AWS is legally obligated to send you bounce and complaint notifications. So there is no way to disable these notifications. In order to send email using Amazon SES, you must have a system in place for managing bounces and complaints. Amazon SES can notify you of bounce or complaint events in three ways: by sending a notification email, by notifying an Amazon SNS topic, or by publishing sending events. You have to enable one method of receiving bounce or complaint notifications. You can send notifications to the domain or email address that generated the bounce or complaint, or to an Amazon SNS topic. If you don't set up one of these methods of receiving bounce or complaint notifications, Amazon SES automatically forwards bounce and complaint notifications to the Return-Path address (or the Source address, if you didn't specify a Return-Path address) in the email that resulted in the bounce or complaint event, even if you disabled email feedback forwarding. If you disable email feedback forwarding and enable event publishing, you must apply the configuration set that contains the event publishing rule to all emails you send. In this situation, if you don't use the configuration set, Amazon SES automatically forwards bounce and complaint notifications to the Return-Path or Source address in the email that resulted in the bounce or complaint event.
Now to your questions:
#1 - Why did it send those failure emails to marketing.dogs.com? Answer: marketing.dogs.com is the one you used in either the Return-Path address, or the FROM address. Since you have disabled Feedback Forwarding, a notification will be sent to the email address specified in either the Return-Path, or the FROM headers.

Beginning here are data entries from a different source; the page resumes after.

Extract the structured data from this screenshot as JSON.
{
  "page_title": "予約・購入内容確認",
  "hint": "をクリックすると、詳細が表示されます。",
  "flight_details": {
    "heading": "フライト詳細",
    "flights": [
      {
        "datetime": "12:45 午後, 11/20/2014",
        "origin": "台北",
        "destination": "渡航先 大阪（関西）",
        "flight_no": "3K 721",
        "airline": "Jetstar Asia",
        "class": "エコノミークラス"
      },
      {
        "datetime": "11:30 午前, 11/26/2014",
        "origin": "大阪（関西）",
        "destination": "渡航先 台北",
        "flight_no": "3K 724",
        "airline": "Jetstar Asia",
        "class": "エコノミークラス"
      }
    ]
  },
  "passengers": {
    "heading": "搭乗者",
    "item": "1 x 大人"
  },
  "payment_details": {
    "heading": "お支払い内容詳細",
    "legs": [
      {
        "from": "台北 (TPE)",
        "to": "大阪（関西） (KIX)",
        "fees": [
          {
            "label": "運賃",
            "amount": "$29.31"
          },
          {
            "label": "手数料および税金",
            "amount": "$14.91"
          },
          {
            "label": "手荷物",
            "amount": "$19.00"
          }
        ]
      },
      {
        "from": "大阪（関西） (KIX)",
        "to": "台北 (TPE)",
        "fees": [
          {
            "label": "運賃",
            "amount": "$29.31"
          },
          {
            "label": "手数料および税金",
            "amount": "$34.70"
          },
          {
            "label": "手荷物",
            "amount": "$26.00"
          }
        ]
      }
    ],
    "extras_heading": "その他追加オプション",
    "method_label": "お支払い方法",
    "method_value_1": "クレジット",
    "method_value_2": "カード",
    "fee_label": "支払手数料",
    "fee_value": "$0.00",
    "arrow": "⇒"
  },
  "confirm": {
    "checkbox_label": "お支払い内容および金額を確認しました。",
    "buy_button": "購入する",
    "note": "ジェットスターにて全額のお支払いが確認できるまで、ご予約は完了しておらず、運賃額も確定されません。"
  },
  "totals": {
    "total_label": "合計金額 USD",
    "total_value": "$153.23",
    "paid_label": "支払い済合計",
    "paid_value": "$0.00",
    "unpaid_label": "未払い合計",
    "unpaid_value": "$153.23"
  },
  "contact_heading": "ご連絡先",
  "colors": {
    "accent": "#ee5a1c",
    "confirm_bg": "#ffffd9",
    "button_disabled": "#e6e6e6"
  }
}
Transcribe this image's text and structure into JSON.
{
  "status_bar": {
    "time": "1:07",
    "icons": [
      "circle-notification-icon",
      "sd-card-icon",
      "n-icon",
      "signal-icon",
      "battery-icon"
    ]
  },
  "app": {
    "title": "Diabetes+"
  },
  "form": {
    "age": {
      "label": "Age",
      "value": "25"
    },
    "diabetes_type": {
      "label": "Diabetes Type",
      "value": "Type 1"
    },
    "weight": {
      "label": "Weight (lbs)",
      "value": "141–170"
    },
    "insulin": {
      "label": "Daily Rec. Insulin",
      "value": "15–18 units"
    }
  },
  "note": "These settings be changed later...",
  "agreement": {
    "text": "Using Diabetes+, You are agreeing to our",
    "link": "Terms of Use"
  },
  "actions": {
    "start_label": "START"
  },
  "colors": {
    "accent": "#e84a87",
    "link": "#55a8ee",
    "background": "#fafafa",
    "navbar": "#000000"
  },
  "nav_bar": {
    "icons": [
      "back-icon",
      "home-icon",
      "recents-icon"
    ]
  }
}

#2 - How did it know to send the failure emails it to marketing.dogs.com and not something like: emailfailures.dogs.com? (how do I set that?) Answer: It sent to marketing.dogs.com because it was specified in the FROM or the Return-Path headers. You can control that by providing a Return-Path header when you send out a message.
#3 - Why am I receiving these failure emails to begin with? Answer: SES is legally obligated to inform the customers of all bounces and complaints (Incase SES receives a notification from the MTA "Mail Transfer Agent" that a message has been marked as SPAM). These notifications should be used by the customer to refine their mailing list to maintain their domain reputation and IP reputation if they are using dedicated IPs. If SES did not provide these notifications, and the reputation of your domain or dedicated IP is damaged and no more message can be sent out from a specific domain, as all ISPs have marked this domain as a spam generator, then the domain itself might be lost and no messages can be sent from it any more. This is why SES has to inform the customers of all the bounces and complaints if available.
For more about this, please refer to the below documentation link https://docs.aws.amazon.com/ses/latest/dg/monitor-sending-activity-using-notifications.html
I believe this covers all of your concerns.